The language people used in systems thinking did not help. It was easy, for example to say that the “organization” learned something new or to talk about organizational intelligence. Rarely did people make the crucial distinctions between what the figures of speech were saying, and the actual reality of organizational life. “It is important to notice how Senge handles the question of the individual and the team,” write Ralph Stacey,
It sounds as though he is making the group primary to the individual. However, this is not so. Although he says that it is the team that learns … it is clear that … an effective team provides the context within which a number of individuals together learn more than they could on their own.

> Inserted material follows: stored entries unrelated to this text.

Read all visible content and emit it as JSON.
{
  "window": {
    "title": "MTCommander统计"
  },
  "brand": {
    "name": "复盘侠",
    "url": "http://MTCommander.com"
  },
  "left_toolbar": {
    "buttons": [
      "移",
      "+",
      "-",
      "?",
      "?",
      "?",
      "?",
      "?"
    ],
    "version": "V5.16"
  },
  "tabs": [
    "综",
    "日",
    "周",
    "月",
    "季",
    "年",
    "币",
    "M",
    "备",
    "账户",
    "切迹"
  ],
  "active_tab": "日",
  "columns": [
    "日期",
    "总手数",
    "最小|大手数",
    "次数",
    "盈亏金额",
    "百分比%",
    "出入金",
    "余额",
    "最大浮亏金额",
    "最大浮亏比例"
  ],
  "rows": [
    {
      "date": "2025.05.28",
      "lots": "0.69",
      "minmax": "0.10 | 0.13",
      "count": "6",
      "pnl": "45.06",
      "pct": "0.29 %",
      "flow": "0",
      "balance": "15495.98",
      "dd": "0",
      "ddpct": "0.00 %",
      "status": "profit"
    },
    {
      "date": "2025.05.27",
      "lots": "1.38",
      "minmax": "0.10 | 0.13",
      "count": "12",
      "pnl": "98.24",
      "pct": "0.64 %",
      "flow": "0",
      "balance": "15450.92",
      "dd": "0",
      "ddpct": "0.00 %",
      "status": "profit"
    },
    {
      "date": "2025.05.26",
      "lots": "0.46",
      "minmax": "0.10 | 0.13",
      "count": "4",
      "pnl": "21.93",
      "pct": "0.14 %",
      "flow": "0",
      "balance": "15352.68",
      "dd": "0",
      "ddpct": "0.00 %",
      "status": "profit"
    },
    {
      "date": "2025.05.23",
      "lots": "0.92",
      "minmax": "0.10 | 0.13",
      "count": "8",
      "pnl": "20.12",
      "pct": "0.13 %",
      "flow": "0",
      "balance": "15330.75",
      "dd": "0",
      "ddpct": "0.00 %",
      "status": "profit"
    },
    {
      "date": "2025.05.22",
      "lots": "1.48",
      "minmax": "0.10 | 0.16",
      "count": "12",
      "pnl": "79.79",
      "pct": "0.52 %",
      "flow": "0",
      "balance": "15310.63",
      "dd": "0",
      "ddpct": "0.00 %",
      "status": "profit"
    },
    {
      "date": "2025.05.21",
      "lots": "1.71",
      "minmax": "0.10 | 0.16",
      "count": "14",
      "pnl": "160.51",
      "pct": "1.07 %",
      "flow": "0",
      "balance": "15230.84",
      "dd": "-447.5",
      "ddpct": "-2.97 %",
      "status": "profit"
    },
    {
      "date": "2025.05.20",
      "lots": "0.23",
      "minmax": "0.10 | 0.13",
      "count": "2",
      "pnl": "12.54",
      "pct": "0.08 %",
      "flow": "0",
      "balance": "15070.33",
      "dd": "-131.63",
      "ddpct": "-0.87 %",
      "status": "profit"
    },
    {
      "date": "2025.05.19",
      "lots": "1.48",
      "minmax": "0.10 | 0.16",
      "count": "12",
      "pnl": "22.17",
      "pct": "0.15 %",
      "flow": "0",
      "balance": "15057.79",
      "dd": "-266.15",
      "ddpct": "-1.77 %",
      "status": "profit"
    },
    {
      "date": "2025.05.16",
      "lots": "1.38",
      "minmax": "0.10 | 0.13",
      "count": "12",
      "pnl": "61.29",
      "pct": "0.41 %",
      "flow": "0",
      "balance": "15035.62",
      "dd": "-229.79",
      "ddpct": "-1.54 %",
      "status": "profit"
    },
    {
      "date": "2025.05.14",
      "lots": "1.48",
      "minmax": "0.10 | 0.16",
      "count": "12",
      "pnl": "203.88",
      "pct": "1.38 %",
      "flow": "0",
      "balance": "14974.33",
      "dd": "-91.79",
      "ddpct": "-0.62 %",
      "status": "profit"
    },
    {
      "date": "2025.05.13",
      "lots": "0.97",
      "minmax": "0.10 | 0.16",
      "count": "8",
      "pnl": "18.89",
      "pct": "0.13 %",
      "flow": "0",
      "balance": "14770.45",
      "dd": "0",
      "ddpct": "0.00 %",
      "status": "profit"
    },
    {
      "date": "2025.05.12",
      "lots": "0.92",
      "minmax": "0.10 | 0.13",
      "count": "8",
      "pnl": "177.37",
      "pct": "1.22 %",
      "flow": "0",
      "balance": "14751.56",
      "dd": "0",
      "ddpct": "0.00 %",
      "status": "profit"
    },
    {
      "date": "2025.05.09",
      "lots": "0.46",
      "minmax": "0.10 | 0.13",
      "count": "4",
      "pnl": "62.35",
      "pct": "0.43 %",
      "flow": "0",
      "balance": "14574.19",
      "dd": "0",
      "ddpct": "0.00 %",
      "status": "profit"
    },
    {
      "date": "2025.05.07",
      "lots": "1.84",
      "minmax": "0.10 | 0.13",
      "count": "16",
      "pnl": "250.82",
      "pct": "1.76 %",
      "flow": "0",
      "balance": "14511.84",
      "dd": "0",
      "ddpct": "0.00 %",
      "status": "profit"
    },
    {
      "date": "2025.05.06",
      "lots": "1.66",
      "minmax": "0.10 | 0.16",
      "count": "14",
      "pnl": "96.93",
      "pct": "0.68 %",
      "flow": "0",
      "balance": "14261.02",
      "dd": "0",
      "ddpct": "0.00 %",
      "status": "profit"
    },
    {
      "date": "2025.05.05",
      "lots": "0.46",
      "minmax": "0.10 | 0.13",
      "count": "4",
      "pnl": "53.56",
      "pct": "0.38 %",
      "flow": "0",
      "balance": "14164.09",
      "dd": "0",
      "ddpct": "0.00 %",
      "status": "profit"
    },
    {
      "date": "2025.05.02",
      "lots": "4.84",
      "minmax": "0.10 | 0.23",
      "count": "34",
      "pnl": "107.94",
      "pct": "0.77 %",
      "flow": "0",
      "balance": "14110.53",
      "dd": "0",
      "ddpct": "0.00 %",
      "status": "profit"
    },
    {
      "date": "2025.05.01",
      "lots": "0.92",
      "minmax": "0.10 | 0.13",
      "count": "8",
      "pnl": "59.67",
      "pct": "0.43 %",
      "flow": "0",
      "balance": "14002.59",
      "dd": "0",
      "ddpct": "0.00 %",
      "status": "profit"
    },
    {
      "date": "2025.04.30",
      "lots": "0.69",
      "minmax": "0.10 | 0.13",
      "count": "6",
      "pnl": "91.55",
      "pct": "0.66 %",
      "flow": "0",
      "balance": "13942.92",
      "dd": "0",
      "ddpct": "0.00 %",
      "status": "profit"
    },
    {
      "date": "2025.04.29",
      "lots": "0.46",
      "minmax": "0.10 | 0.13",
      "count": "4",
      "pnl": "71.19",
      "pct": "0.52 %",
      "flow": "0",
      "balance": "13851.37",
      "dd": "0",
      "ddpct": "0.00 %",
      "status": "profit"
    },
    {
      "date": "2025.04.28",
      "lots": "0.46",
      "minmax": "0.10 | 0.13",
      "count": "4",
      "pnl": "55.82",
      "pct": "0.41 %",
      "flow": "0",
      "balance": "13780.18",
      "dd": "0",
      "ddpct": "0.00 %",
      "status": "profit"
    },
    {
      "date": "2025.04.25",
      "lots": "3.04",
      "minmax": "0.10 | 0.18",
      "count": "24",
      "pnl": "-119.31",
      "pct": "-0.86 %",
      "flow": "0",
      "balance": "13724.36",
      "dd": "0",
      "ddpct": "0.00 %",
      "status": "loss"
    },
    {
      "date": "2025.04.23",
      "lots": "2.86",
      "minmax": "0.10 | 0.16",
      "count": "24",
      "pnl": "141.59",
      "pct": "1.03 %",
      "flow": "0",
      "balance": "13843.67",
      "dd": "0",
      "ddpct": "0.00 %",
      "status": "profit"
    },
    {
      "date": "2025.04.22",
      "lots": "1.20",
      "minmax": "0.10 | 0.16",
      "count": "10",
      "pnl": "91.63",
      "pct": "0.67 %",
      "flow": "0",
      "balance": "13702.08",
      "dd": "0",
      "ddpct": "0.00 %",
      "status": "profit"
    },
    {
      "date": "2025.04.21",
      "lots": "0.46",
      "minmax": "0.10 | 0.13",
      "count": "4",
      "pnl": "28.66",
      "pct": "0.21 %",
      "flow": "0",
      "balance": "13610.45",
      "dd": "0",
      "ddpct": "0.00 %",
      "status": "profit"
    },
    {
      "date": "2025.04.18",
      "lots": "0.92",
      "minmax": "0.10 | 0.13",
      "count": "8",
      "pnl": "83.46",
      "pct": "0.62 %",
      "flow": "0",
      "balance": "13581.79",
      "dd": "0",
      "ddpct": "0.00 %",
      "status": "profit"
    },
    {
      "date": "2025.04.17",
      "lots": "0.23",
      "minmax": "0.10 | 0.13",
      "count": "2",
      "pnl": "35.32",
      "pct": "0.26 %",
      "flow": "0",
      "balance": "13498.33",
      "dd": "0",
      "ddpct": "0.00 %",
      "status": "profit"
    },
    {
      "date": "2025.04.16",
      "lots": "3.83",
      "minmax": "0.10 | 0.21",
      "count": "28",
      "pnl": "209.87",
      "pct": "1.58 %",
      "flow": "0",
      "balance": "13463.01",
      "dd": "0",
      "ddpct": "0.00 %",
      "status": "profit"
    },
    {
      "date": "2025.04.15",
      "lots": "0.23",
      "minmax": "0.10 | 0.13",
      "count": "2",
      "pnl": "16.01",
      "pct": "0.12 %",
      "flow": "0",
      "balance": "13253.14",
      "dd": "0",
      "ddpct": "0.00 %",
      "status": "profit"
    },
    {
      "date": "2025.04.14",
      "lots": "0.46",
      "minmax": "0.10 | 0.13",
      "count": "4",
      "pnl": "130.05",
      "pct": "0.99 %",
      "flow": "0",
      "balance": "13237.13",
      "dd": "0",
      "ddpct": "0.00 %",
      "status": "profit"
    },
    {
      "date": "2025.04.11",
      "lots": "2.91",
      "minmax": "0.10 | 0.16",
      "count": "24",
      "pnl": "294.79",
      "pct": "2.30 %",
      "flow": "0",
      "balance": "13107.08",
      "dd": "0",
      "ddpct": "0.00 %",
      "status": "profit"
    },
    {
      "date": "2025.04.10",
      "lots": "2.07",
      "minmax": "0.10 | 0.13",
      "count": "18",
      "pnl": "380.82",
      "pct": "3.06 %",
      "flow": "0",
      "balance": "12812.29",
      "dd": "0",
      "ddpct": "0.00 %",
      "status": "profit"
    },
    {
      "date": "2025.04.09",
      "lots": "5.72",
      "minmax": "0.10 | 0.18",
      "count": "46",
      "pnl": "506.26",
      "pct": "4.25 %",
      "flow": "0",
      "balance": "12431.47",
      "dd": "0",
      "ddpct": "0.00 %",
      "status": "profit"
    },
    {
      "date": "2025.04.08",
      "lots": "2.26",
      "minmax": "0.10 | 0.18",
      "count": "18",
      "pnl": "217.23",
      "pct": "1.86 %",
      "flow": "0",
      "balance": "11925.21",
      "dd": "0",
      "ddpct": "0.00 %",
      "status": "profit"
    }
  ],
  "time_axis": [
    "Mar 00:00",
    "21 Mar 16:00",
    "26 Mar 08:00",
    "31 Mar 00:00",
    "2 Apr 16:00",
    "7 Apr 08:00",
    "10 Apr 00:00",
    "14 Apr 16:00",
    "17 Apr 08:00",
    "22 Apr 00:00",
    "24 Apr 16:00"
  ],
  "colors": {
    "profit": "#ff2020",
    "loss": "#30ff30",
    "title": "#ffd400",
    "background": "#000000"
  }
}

It is still the individuals who learn. They arrive to form a team and an atmosphere … that affects their capacity for learning together.
If this language of organism and systems theory is taken too literally, if its ideology becomes “calcified in the rhetoric of managers, and reified in the minds of subordinates,” the natural organization reveals a darker side.
Two key claims open the way for a more worrisome version of the natural(closed) organization. First, the assumption that managers can occupy a position from which they can leverage the behaviors of a group as a whole. Secondly, the anticipation that people had that a collective phenomenon occurs when as a group, they open to the flow of a higher intelligence — either one controlled by the laws of dynamic systems, or one controlled by a larger, more mysterious kind of higher intelligence. The net effect is that people became focused on a higher level of agency and thought of themselves less as self-determined agents, and more as interchangeable parts of a communal field. As part of this communal field, people expected they would share not only social norms and work routines, but also common values and beliefs. People didn’t question the models that managers made of them, and as a consequence, a kind of group think embedded in strong belonging needs, came to permeate organizational life. Entire teams developed a kind of “learned incompetence” that persists throughout our organizations today and represents a major obstacle to creating new workplace dynamics.